Answer: That may in rare cases be true.
Taking thought may end in being a mugwump, defined as being a bird who
just sits on the fence, with his mug on one side and his wump on the
other. But if we are all, as in fact we are, little volcanoes, with
impulses ready to erupt, and with thought a feeble restraint, then the
more authority we can give to thought the better. I have not heard of an
American jailed for being too thoughtful; but our jails are full of
people who are there because they surrendered to impulse before they
took thought.
I have been speaking of thought on
practical problems, but we must remember that the great masters of
thought had access to two worlds at once, the world of eternal truths
and the world of common sense. The founder of that line was Socrates,
who first showed to the race what condor flights of speculation the
human intellect could rise to, and yet, homely as an old shoe, was a
stonemason himself, at home with soldiers and sailors, farmers and
carpenters.
The modern Socrates was, I think,
Albert Einstein. Albert Einstein was three men: one, the man with an old
sweater and baggy trousers who stood on a Princeton street corner eating
an ice cream cone or helped a little schoolgirl who had heard that he
was good at figures; two, the physicist who pursued to the end of that
revolutionary trail of thought that ended in the tiny formula E = MC2,
energy equals mass times the square of the speed of light; and three,
the postwar Einstein, who dedicated himself to saving the world that he
saw his formula might destroy. His argument was simple and, I think,
unanswerable. Nuclear knowledge is spreading in a world of international
anarchy. In the past such anarchy has always produced war. It will
again, and this time it will destroy civilization unless the bomb can be
contained. It can be contained only in one of two ways, by its
agreed-upon destruction by all nations that own it, or by its
agreed-upon consigning into the hands of a world government. Einstein
did not know whether reason would outrun death; he did feel sure,
according to report, that if there were a fourth world war, it would be
fought by savages with bows and arrows.
Men like Socrates and Einstein are what
William James called “quarto and folio editions of mankind.” You and I
are paperbacks. Still, paperbacks vary in quality. When William Howard
Taft was once addressing a graduating class, he said: “Some of you, I
notice, are graduating cum laude, others magna cum laude,
a few summa cum laude. I graduated mirabile dictu.” All of
us could say, like Taft, that we graduated “wonderful to say”; it is not
our doing that we were born in a land where a university education was
open to us. But with this degree in hand, new worlds are possible, and
whether they will be realized depends on you. Each one of us is unique,
and life is one long experiment in self-discovery.

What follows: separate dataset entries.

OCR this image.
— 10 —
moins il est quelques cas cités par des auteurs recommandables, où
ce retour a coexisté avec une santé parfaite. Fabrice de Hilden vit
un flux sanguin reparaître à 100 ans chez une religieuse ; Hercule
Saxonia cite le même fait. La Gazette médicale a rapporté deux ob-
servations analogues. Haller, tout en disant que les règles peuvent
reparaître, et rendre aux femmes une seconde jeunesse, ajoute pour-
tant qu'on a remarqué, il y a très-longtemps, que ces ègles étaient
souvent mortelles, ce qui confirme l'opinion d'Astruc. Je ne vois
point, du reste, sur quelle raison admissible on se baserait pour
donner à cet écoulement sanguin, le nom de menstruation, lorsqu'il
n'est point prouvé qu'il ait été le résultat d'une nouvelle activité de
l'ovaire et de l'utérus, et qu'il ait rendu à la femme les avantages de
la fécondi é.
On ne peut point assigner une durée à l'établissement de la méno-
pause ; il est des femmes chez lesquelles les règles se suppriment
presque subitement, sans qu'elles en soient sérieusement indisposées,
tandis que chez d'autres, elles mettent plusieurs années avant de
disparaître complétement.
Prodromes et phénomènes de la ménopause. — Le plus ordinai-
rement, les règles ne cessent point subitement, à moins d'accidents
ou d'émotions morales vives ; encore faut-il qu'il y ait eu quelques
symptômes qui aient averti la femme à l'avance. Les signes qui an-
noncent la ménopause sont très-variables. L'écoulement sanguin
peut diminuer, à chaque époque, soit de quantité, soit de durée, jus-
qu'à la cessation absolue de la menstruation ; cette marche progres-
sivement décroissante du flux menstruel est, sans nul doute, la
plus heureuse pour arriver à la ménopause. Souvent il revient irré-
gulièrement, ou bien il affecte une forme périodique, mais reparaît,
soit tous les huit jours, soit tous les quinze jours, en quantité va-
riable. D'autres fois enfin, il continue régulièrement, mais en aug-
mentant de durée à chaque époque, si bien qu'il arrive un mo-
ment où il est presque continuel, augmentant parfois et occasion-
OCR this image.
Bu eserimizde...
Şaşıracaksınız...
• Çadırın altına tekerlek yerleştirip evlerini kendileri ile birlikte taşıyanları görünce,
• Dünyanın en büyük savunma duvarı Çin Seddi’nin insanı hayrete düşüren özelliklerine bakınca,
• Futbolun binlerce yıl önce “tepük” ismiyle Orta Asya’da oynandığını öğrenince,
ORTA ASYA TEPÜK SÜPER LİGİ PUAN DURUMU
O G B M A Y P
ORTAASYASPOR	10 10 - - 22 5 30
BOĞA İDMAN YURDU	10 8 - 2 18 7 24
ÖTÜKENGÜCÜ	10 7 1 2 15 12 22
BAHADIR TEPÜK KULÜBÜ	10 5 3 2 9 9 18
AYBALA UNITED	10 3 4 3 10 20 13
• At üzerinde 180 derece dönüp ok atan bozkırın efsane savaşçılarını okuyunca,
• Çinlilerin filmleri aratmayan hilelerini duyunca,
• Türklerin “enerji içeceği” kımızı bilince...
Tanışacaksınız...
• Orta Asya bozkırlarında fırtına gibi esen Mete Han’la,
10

Be your unique self. Leonard Bernstein
has said: “The great danger threatening us . . . is the takeover of
mediocrity,” and Bertrand Russell has added, “Never try to discourage
thinking, for you are sure to succeed.” Democracy and distinction are
subtly at war with each other. The pressure of the media and the
shrinking of the world are casting our minds into molds. The route to
escape is through thought. By taking thought, we can choose our own
media, select our own music, create our mental environment; we can
surround ourselves with the best that has been thought and said in the
world. I don’t mean the best sellers, which may be here today and gone
tomorrow, but the classics, defined as “works that are contemporary with
every age.”
That is why my last word to you is:
Whenever you choose a vocation or a spouse, a party or a candidate, a
cause to contribute to or a creed to live by—Think!